Esas No: 2015/2502
Karar No: 2016/4345
Yargıtay 20. Hukuk Dairesi 2015/2502 Esas 2016/4345 Karar Sayılı İlamı
"İçtihat Metni"
MAHKEMESİ :Asliye Hukuk Mahkemesi
Taraflar arasındaki davanın yapılan duruşması sonunda kurulan hükmün Yargıtayca incelenmesi davalı ... vekili tarafından istenilmekle, süresinde olduğu anlaşılan temyiz dilekçesinin kabulüne karar verildikten sonra dosya incelendi, gereği düşünüldü:
K A R A R
Davacı vekili 16.04.2013 tarihli dilekçe ile; ... ... tarafından müvekkili aleyhine açılan davalar sonucu ... Asliye Hukuk Mahkemesinin 18.10.2005 tarih ve .../... E. - .../... K. sayılı ilâmıyla ... ilçesi, ... mahallesinde bulunan 1029 ada 135 parsel sayılı 5.693,25 m2 yüzölçümlü taşımazın tapu kaydının iptal edilip orman niteliği ile ... adına tescil edildiğini, kararın temyiz incelemesinden geçerek 05.06.2006 tarihinde kesinleştiğini, yine ... Asliye Hukuk Mahkemesinin 01.06.2009 gün .../... E. - .../... K. sayılı ilâmıyla 1029 ada 134 parsel sayılı 4.674,01 m2 yüzölçümlü taşımazın tapu kaydının iptal edilip orman niteliği ile ... adına tescil edildiğini, kararın temyiz edilmeksizin 16.06.2011 tarihinde kesinleştiğini, tapu sicilinin yanlış tutulmasından kaynaklı müvekkilinin zararının karşılanması gerektiğini ileri sürerek fazlaya ilişkin haklarını saklı tutup her bir taşınmaz için 5.000"er TL tazminatın dava tarihinden itibaren işleyecek yasal faiziyle birlikte davalıdan alınarak tarafına verilmesi istemiyle dava açmıştır. Daha sonra 26.06.2014 havale tarihli ıslah dilekçesiyle toplam 121.752,1.-TL tazminat isteğinde bulunmuştur.

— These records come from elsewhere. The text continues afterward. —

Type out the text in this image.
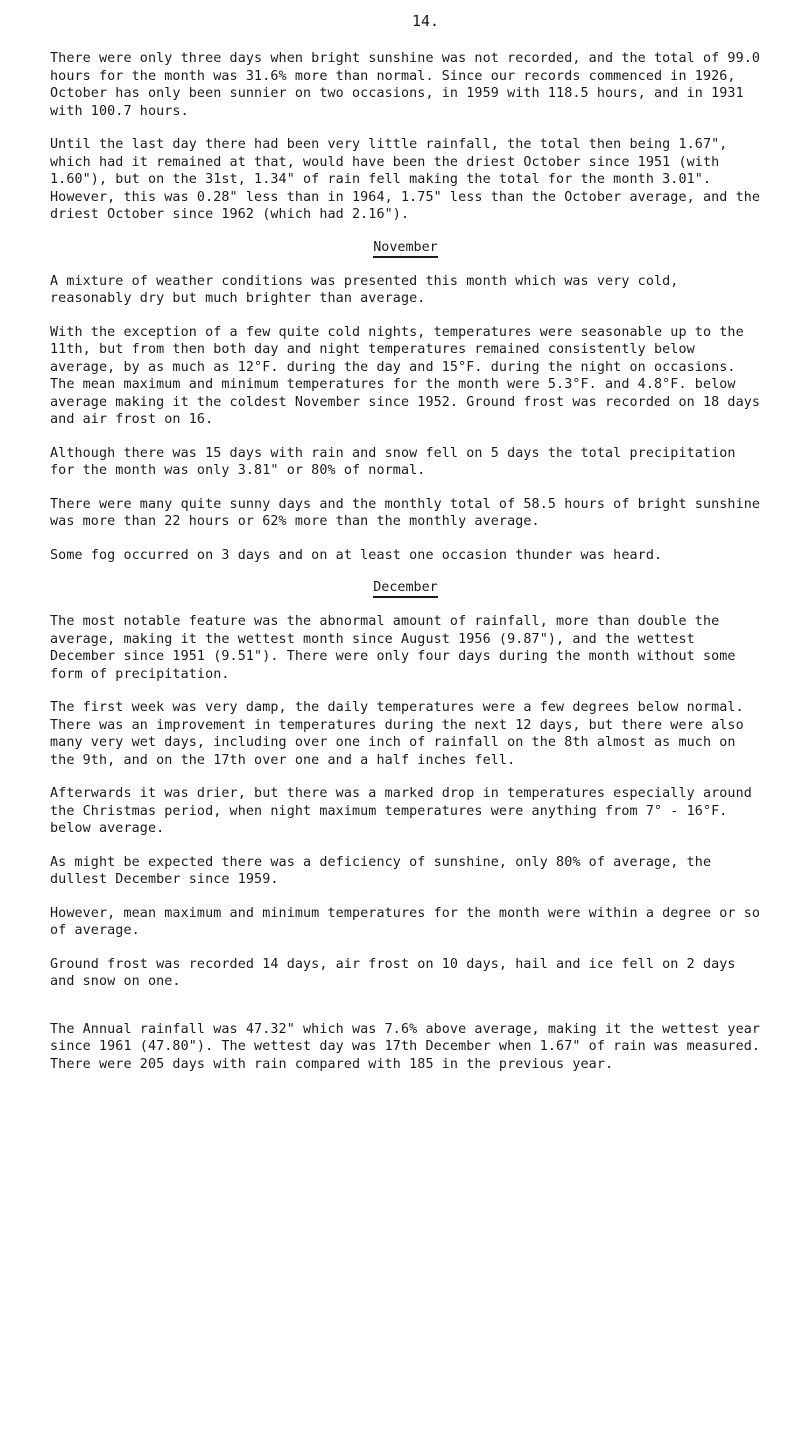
14.

There were only three days when bright sunshine was not recorded, and the total of 99.0 hours for the month was 31.6% more than normal. Since our records commenced in 1926, October has only been sunnier on two occasions, in 1959 with 118.5 hours, and in 1931 with 100.7 hours.

Until the last day there had been very little rainfall, the total then being 1.67", which had it remained at that, would have been the driest October since 1951 (with 1.60"), but on the 31st, 1.34" of rain fell making the total for the month 3.01". However, this was 0.28" less than in 1964, 1.75" less than the October average, and the driest October since 1962 (which had 2.16").

November

A mixture of weather conditions was presented this month which was very cold, reasonably dry but much brighter than average.

With the exception of a few quite cold nights, temperatures were seasonable up to the 11th, but from then both day and night temperatures remained consistently below average, by as much as 12°F. during the day and 15°F. during the night on occasions. The mean maximum and minimum temperatures for the month were 5.3°F. and 4.8°F. below average making it the coldest November since 1952. Ground frost was recorded on 18 days and air frost on 16.

Although there was 15 days with rain and snow fell on 5 days the total precipitation for the month was only 3.81" or 80% of normal.

There were many quite sunny days and the monthly total of 58.5 hours of bright sunshine was more than 22 hours or 62% more than the monthly average.

Some fog occurred on 3 days and on at least one occasion thunder was heard.

December

The most notable feature was the abnormal amount of rainfall, more than double the average, making it the wettest month since August 1956 (9.87"), and the wettest December since 1951 (9.51"). There were only four days during the month without some form of precipitation.

The first week was very damp, the daily temperatures were a few degrees below normal. There was an improvement in temperatures during the next 12 days, but there were also many very wet days, including over one inch of rainfall on the 8th almost as much on the 9th, and on the 17th over one and a half inches fell.

Afterwards it was drier, but there was a marked drop in temperatures especially around the Christmas period, when night maximum temperatures were anything from 7° - 16°F. below average.

As might be expected there was a deficiency of sunshine, only 80% of average, the dullest December since 1959.

However, mean maximum and minimum temperatures for the month were within a degree or so of average.

Ground frost was recorded 14 days, air frost on 10 days, hail and ice fell on 2 days and snow on one.

The Annual rainfall was 47.32" which was 7.6% above average, making it the wettest year since 1961 (47.80"). The wettest day was 17th December when 1.67" of rain was measured. There were 205 days with rain compared with 185 in the previous year.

Davalı ... vekili; davanın idare mahkemesinde açılması gerektiğini, çekişmeli taşınmazın orman sayılan yerlerden olduğundan tazminat istenemeyeceğini belirterek davanın reddini savunmuştur.
Mahkemece; tapu sicilinin yanlış tutulması sebebiyle ...nin kusursuz sorumluğunun bulunduğu gerekçesiyle 121.752,1.-TL"nin dava tarihinden itibaren işleyecek yasal faiziyle birlikte davalıdan alınarak davacıya verilmesine karar verilmiş; hüküm, davalı ... vekili tarafından temyiz edilmiştir.
Dava, tapu kaydının mahkeme kararı ile iptal edilmesi nedeniyle uğranılan zararın, 4721 sayılı TMK"nın 1007. maddesi uyarınca tazmini istemine ilişkindir.
Mahkemece yapılan inceleme, araştırma hüküm kurmaya yeterli değildir. Dosya içeriği ve toplanan delillerden; ... ilçesi, ... mahallesinde bulunan 1 parsel sayılı 5.440 m2 yüzölçümlü taşınmazın 1951 yılında yapılıp kesinleşen genel arazi kadastrosu sırasında fındıklık niteliği ile ... ... ve ... ... adlarına tespit ve tescil edildiği, daha sonra satış yoluyla ..."ye geçtiği, yenileme kadastrosu sonucu 1029 ada 135 parsel numarasıyla 5.693,25 m2 yüzölçümlü olarak ... ... adına tescil edildiği, ... Asliye Hukuk
Mahkemesinin 18.10.2005 tarih ve .../... E. - .../... K. sayılı ilâmıyla ... ilçesi, ... mahallesinde bulunan 1029 ada 135 parsel sayılı taşınmazın tapu kaydının iptal edilip orman niteliği ile ... adına tescil edildiği, temyiz incelemesinden geçerek 05.06.2006 tarihinde kesinleştiği, 2 parsel sayılı 4.520 m2 yüzölçümlü taşınmazın tarla niteliği ile ... ... adına tespit ve tescil edildiği, daha sonra satış yoluyla ..."ye geçtiği, yenileme kadastrosu sonucu 1029 ada 134 parsel numarasıyla 4.674,01 m2 yüzölçümlü olarak fındık bahçesi niteliği ile ... adına tescil edildiği, ... ... tarafından açılan dava sonucu ... Asliye Hukuk Mahkemesinin 01.06.2009 gün ve .../... E. - .../... K. sayılı ilâmıyla 1029 ada 134 parsel sayılı taşımazın tapu kaydının iptal edilip orman niteliği ile ... adına tescil edildiği, kararın temyiz edilmeksizin 16.06.2011 tarihinde kesinleştiği, 1029 ada 134 sayılı parselin tamamının, 1029 ada 135 sayılı parselin ise kuzeydoğuda kalan 2.460,93 m2 yüzölçümlü kesiminin fındıklık olduğu, 1029 ada 135 sayılı parselin güneybatıda kalan 3.232,32 m2 yüzölçümlü bölümünün ağaçlık niteliğinde bulunduğu, her iki taşınmazında belediye sınırları içinde ancak meskun mahal ve imar planı dışında tarım arazisi niteliğinde oldukları anlaşılmaktadır.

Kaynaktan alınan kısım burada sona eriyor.